La fin de l’année 1868 s’écoula au milieu de ces importants travaux, presque à l’exclusion de tous autres. Au bout de deux mois et demi, les couples avaient été mis en place, et les premiers bordages étaient ajustés. On pouvait déjà juger que les plans donnés par Cyrus Smith étaient excellents, et que le navire se comporterait bien à la mer. Pencroff apportait à ce travail une activité dévorante et ne se gênait pas de grommeler, quand l’un ou l’autre abandonnait la hache du charpentier pour le fusil du chasseur. Il fallait bien, cependant, entretenir les réserves de Granite-House, en vue du prochain hiver.

Mais n’importe. Le brave marin n’était pas content lorsque les ouvriers manquaient au chantier. Dans ces occasions-là, et en bougonnant, il faisait – par colère – l’ouvrage de six hommes.

Toute cette saison d’été fut mauvaise. Pendant quelques jours, les chaleurs étaient accablantes, et l’atmosphère, saturée d’électricité, ne se déchargeait ensuite que par de violents orages qui troublaient profondément les couches d’air. Il était rare que des roulements lointains du tonnerre ne se fissent pas entendre. C’était comme un murmure sourd, mais permanent, tel qu’il se produit dans les régions équatoriales du globe.

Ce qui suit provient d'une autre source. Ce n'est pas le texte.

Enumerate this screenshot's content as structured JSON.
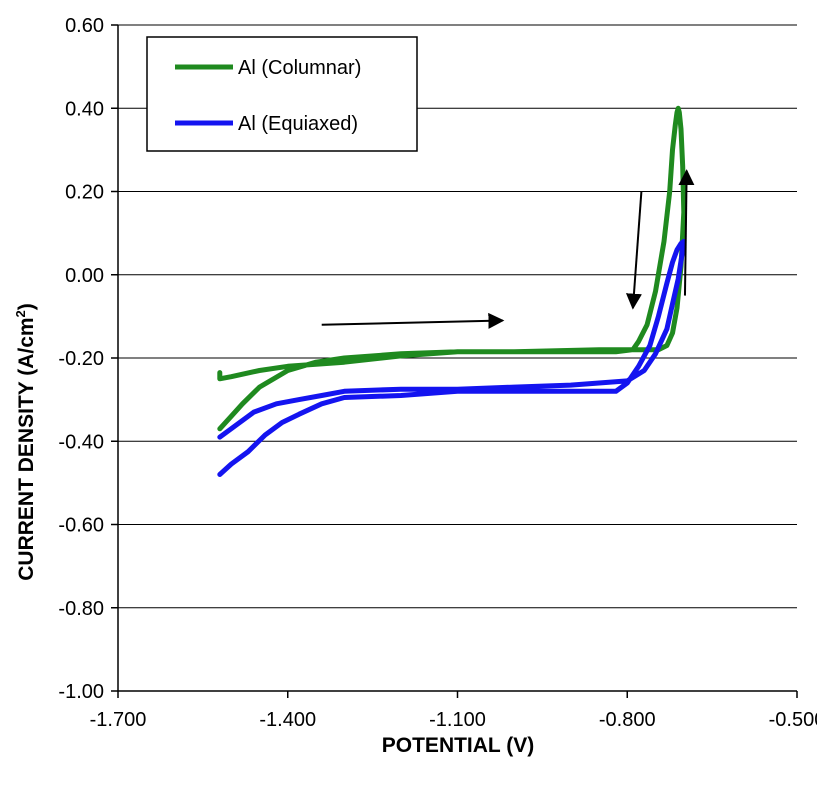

Le 1er janvier 1869 fut même signalé par un orage d’une violence extrême, et la foudre tomba plusieurs fois sur l’île. De gros arbres furent atteints par le fluide et brisés, entre autres un de ces énormes micocouliers qui ombrageaient la basse-cour à l’extrémité sud du lac. Ce météore avait-il une relation quelconque avec les phénomènes qui s’accomplissaient dans les entrailles de la terre ? Une sorte de connexité s’établissait-elle entre les troubles de l’air et les troubles des portions intérieures du globe ? Cyrus Smith fut porté à le croire, car le développement de ces orages fut marqué par une recrudescence des symptômes volcaniques.

Ce fut le 3 janvier que Harbert, étant monté dès l’aube au plateau de Grande-vue pour seller l’un des onaggas, aperçut un énorme panache qui se déroulait à la cime du volcan.

Harbert prévint aussitôt les colons, qui vinrent de suite observer le sommet du mont Franklin.

« Eh ! s’écria Pencroff, ce ne sont pas des vapeurs, cette fois ! Il me semble que le géant ne se contente plus de respirer, mais qu’il fume ! »

Cette image, employée par le marin, traduisait justement la modification qui s’était opérée à la bouche du volcan. Depuis trois mois déjà, le cratère émettait des vapeurs plus ou moins intenses, mais qui ne provenaient encore que d’une ébullition intérieure des matières minérales. Cette fois, aux vapeurs venait de succéder une fumée épaisse, s’élevant sous la forme d’une colonne grisâtre, large de plus de trois cents pieds à sa base, et qui s’épanouissait comme un immense champignon à une hauteur de sept à huit cents pieds au-dessus de la cime du mont.